On ne fait *pas* comme s'il n'y avait pas consentement.

> atteinte sexuelle c'est donc quand il n'y a pas de preuve d'absence de
> consentement et qu'on fait comme si il y avait.


Atteinte sexuelle, c'est quand un majeur couche avec une mineure
consentante de moins de 15 ans (18 si le majeur a autorité) et que ce
consentement n'est pas réputé acquis "par surprise"; ce qui arrive,
imaginez-vous.

Par exemple, dans la même classe de 1ère, la redoublante née en Janvier
peut coucher au printemps (elle a plus de 18 ans) avec le gus qui a un an
d'avance et est né en Décembre: pas encore 15 ans.
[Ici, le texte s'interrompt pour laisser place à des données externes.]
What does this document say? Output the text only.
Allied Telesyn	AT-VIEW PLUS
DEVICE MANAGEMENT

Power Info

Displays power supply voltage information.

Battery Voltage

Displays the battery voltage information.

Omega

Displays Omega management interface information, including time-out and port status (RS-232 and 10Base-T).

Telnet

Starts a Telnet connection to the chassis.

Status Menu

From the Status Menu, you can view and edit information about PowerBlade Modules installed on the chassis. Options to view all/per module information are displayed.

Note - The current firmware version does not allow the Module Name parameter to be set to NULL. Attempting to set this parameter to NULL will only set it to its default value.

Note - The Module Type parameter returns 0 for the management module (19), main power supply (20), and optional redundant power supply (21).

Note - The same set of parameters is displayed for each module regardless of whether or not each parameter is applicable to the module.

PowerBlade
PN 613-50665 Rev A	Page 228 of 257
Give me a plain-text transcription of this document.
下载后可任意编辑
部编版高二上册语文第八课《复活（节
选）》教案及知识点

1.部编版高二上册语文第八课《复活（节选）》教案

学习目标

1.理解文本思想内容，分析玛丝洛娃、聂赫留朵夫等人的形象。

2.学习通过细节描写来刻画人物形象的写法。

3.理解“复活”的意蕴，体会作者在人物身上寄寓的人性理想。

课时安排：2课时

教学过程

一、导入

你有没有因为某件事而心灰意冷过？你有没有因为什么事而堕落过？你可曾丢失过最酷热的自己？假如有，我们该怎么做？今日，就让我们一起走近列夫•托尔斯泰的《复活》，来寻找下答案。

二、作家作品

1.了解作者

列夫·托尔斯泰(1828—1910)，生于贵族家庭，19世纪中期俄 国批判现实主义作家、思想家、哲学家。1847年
Tout le monde est
consentant, si ça se retrouve devant un juge je vous parie votre culotte
qu'il ne va pas faire grand chose et surtout pas présupposer le viol.
phil (20/01/2006, 17h01)
jr a écrit:
[..]
> On ne fait *pas* comme s'il n'y avait pas consentement.
> Atteinte sexuelle, c'est quand un majeur couche avec une mineure
> consentante de moins de 15 ans (18 si le majeur a autorité) et que ce
> consentement n'est pas réputé acquis "par surprise"; ce qui arrive,
> imaginez-vous.


puni de 10 ans d'emprisonnement si le consentement est obtenue par une
personne ayant une ascendance légitime , ce consentement n'est pas jugé
valable, au contraire puisqu'au lieu de servir de circontance atténuante
il devient circonstance aggravante.

et ça parce que les enfants doivent obéir aux parents, bougre d'imbécile.